An Improving Method for Performance of DNN using 2-bit Quantization
Author(s) -
Sang Hyeok Kim et.al
Publication year - 2021
Publication title -
türk bilgisayar ve matematik eğitimi dergisi
Language(s) - English
Resource type - Journals
SCImago Journal Rank - 0.218
H-Index - 3
ISSN - 1309-4653
DOI - 10.17762/turcomat.v12i6.2003
Subject(s) - mnist database , quantization (signal processing) , computer science , algorithm , field programmable gate array , deep learning , artificial intelligence , computer hardware
Background/Objectives: Recently, interest in AI(Artificial Intelligence) has increased, and many studies are being conducted to enable AI to be used in embedded and mobile environments. Among them, quantization is one of the methods to reduce the size of the model, and most quantization of less than 8 bits cannot be implemented without additional hardware such as FPGA. With this in mind, in this paper, we propose two new algorithms that can implement 2bit quantization in software.

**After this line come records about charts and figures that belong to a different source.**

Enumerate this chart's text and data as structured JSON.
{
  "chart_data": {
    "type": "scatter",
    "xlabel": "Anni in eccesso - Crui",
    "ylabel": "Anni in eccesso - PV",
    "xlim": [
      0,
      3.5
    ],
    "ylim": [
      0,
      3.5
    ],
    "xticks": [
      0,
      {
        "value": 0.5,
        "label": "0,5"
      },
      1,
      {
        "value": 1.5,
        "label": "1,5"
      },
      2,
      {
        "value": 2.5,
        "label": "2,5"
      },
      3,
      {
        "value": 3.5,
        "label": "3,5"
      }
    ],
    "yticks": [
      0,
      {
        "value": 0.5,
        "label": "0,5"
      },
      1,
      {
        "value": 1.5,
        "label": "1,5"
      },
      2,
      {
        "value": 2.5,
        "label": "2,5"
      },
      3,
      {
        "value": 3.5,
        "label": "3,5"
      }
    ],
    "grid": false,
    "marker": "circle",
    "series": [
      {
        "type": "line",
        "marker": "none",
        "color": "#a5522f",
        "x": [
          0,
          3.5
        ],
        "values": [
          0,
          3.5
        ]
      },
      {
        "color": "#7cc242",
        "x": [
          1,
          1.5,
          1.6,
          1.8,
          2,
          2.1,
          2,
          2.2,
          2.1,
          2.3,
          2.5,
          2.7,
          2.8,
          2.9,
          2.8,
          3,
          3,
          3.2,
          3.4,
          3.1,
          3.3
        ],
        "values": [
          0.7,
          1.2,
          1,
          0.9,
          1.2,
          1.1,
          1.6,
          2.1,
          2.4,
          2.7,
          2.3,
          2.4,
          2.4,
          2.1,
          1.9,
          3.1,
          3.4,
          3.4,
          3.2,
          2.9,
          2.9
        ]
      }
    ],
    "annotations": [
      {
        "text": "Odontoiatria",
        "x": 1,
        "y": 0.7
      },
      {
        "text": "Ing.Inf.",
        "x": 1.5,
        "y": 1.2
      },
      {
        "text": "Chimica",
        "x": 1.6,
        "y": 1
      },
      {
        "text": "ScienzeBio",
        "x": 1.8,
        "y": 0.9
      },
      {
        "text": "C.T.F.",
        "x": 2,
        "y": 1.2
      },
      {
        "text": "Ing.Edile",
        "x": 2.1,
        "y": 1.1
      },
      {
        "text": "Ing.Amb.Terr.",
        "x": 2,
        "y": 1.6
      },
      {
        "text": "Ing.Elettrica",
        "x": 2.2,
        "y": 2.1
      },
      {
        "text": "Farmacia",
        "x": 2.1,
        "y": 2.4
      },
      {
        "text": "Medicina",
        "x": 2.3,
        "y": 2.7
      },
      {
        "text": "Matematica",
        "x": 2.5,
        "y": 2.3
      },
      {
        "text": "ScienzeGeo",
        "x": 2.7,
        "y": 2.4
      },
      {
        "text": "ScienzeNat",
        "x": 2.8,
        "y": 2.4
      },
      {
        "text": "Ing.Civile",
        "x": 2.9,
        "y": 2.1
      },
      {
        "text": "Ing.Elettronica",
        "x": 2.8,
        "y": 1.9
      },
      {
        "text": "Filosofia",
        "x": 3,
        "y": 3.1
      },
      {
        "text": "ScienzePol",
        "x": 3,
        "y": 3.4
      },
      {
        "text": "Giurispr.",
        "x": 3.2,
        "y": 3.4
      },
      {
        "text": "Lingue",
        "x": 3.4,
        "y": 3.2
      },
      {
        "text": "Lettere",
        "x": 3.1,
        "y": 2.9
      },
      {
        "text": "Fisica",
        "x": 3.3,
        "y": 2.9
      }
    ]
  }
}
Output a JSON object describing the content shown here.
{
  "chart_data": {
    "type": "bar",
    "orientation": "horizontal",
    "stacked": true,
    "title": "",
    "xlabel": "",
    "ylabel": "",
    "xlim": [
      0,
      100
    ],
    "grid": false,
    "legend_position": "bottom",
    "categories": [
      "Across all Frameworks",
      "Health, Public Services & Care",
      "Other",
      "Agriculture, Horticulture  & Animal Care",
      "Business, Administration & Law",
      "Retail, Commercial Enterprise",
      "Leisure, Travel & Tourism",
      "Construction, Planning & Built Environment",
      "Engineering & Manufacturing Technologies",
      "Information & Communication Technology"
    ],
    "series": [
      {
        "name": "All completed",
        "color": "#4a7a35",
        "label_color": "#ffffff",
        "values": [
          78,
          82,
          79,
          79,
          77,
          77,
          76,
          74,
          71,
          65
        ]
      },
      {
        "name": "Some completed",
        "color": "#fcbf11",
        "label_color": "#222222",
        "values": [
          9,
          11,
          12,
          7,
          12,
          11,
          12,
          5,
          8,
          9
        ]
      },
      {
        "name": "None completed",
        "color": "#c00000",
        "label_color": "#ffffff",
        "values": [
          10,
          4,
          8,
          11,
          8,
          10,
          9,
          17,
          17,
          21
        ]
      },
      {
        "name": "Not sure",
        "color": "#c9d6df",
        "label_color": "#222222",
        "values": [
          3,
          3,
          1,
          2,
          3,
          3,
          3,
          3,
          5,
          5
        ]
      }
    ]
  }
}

Methods/Statistical analysis: In this paper, we propose a packing operation that quantizes a weight consisting of 32-bit real values into 2 bits, stores four 2-bit quantization weights in one 8-bit memory, and a Masking Matrix Multiplication function that performs the calculation of the packed weight and input values. These functions operate in parallel in the GPU memory.
Findings: The quantization model using the above function showed about 16 times more memory saving and 4 times faster when comparing the operation with the existing 32bit model. Nevertheless, the DNN model showed an error of around 1% in learning using MNIST and HandWritten data, and the CNN model showed an error of around 1% in learning using EEG (Electroencephalograpy) data.
Improvements/Applications: The function used in this study is focused on the domain of DNN, and although extended to CNN, quantization could be performed only in the FC (Fully Connected) part. To apply to the convolution layer, an additional function is required, and it is necessary to check whether the difference in accuracy is small even in a more complex data set in the future.